Em assembleia virtual, o Sindicato Estadual dos Profissionais de Educação do Rio (Sepe-RJ) decidiu nesta quinta-feira que os servidores municipais poderão fazer greve caso sejam convocados pela prefeitura para trabalhar presencialmente nas escolas ou creches.

O tema foi decidido por votação e 83% dos participantes apoiaram a paralisação, que está condicionada ao retorno das atividades presenciais.

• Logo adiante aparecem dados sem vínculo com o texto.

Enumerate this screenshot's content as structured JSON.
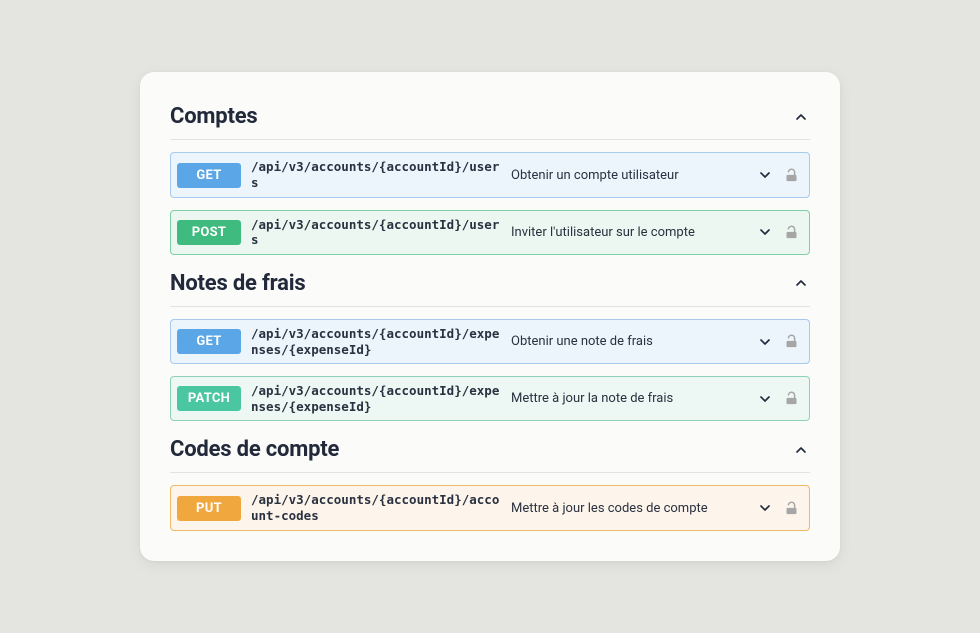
{
  "sections": [
    {
      "title": "Comptes",
      "endpoints": [
        {
          "method": "GET",
          "method_class": "get",
          "path": "/api/v3/accounts/{accountId}/users",
          "desc": "Obtenir un compte utilisateur"
        },
        {
          "method": "POST",
          "method_class": "post",
          "path": "/api/v3/accounts/{accountId}/users",
          "desc": "Inviter l'utilisateur sur le compte"
        }
      ]
    },
    {
      "title": "Notes de frais",
      "endpoints": [
        {
          "method": "GET",
          "method_class": "get",
          "path": "/api/v3/accounts/{accountId}/expenses/{expenseId}",
          "desc": "Obtenir une note de frais"
        },
        {
          "method": "PATCH",
          "method_class": "patch",
          "path": "/api/v3/accounts/{accountId}/expenses/{expenseId}",
          "desc": "Mettre à jour la note de frais"
        }
      ]
    },
    {
      "title": "Codes de compte",
      "endpoints": [
        {
          "method": "PUT",
          "method_class": "put",
          "path": "/api/v3/accounts/{accountId}/account-codes",
          "desc": "Mettre à jour les codes de compte"
        }
      ]
    }
  ]
}
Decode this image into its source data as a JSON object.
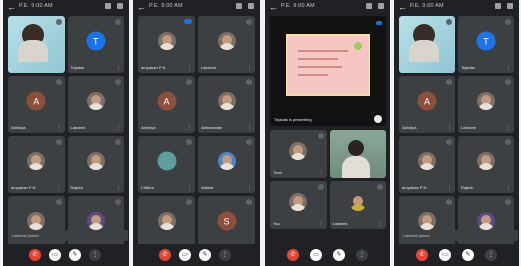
{
  "panels": [
    {
      "title": "P.E. 9:00 AM",
      "tiles": [
        {
          "type": "self",
          "name": "",
          "mic": "gray"
        },
        {
          "type": "letter",
          "letter": "T",
          "color": "#1a73e8",
          "name": "Tejadas",
          "mic": "gray"
        },
        {
          "type": "letter",
          "letter": "A",
          "color": "#8d4f3c",
          "name": "Abhidya",
          "mic": "gray"
        },
        {
          "type": "photo",
          "name": "Lakshmi",
          "mic": "gray"
        },
        {
          "type": "photo",
          "name": "aruyanan P N",
          "mic": "gray"
        },
        {
          "type": "photo",
          "name": "Rajesh",
          "mic": "gray"
        },
        {
          "type": "photo",
          "name": "",
          "mic": "gray"
        },
        {
          "type": "photo",
          "name": "",
          "mic": "gray"
        }
      ],
      "notice": "Lakshmi joined",
      "controls": [
        "end-call",
        "camera",
        "mic",
        "more"
      ]
    },
    {
      "title": "",
      "tiles": [
        {
          "type": "photo",
          "name": "aruyanan P N",
          "mic": "blue"
        },
        {
          "type": "photo",
          "name": "Lakshmi",
          "mic": "gray"
        },
        {
          "type": "letter",
          "letter": "A",
          "color": "#8d4f3c",
          "name": "Abhidya",
          "mic": "gray"
        },
        {
          "type": "photo",
          "name": "Abhinandan",
          "mic": "gray"
        },
        {
          "type": "letter",
          "letter": "",
          "color": "#5f9ea0",
          "name": "Chithra",
          "mic": "gray"
        },
        {
          "type": "photo",
          "name": "Adhish",
          "mic": "gray"
        },
        {
          "type": "photo",
          "name": "You",
          "mic": "gray"
        },
        {
          "type": "letter",
          "letter": "S",
          "color": "#8d4f3c",
          "name": "Sri Lalitha",
          "mic": "gray"
        }
      ],
      "notice": "",
      "controls": [
        "end-call",
        "camera",
        "mic",
        "more"
      ]
    },
    {
      "title": "P.E. 9:00 AM",
      "presenting": "Tejadas is presenting",
      "tiles": [
        {
          "type": "photo",
          "name": "Tumi",
          "mic": "gray"
        },
        {
          "type": "cam",
          "name": "",
          "mic": "gray"
        },
        {
          "type": "photo",
          "name": "You",
          "mic": "gray"
        },
        {
          "type": "photo",
          "name": "Lakshmi",
          "mic": "gray"
        }
      ],
      "notice": "",
      "controls": [
        "end-call",
        "camera",
        "mic",
        "more"
      ]
    },
    {
      "title": "P.E. 9:00 AM",
      "tiles": [
        {
          "type": "self",
          "name": "",
          "mic": "gray"
        },
        {
          "type": "letter",
          "letter": "T",
          "color": "#1a73e8",
          "name": "Tejadas",
          "mic": "gray"
        },
        {
          "type": "letter",
          "letter": "A",
          "color": "#8d4f3c",
          "name": "Abhidya",
          "mic": "gray"
        },
        {
          "type": "photo",
          "name": "Lakshmi",
          "mic": "gray"
        },
        {
          "type": "photo",
          "name": "aruyanan P N",
          "mic": "gray"
        },
        {
          "type": "photo",
          "name": "Rajesh",
          "mic": "gray"
        },
        {
          "type": "photo",
          "name": "",
          "mic": "gray"
        },
        {
          "type": "photo",
          "name": "",
          "mic": "gray"
        }
      ],
      "notice": "Lakshmi joined",
      "controls": [
        "end-call",
        "camera",
        "mic",
        "more"
      ]
    }
  ]
}
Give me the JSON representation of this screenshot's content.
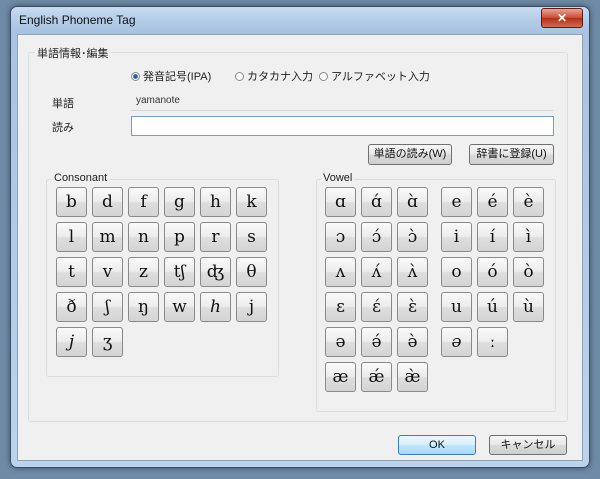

A assembleia dos servidores estaduais será realizada no sábado.

De acordo com o coordenador do Sepe-RJ Gustavo Miranda, a decisão também vale para as merendeiras. Na última segunda-feira, o prefeito Marcelo Crivella anunciou a volta ao trabalho de 228 merendeiras de escolas municipais, após uma testagem em massa apontar que estas servidoras desenvolveram imunidade para o novo coronavírus.

"A assembleia foi antecipada por conta do anúncio do prefeito de que convocação das merendeiras. Apesar do nosso apelo, a secretária se recusou a voltar atrás na decisão, então decidimos por deflagrar a greve", diz Miranda.

Essa foi a primeira vez que o Sepe-Rio realizou uma assembleia virtual. A adesão foi mais baixa do que o esperado: dos 460 que se cadastraram, apenas 260 conseguiram participar. Miranda aponta dificuldades técnicas como o principal fator para a queda no quórum, que, segundo ele, normalmente fica entre 500 e mil profissionais.

A rede municipal de educação do Rio conta, atualmente, com 39.597 professores e 13.807 funcionários técnicos e administrativos.

O Sepe-RJ ainda não havia notificado a prefeitura sobre o resultado da assembleia até a publicação desta reportagem.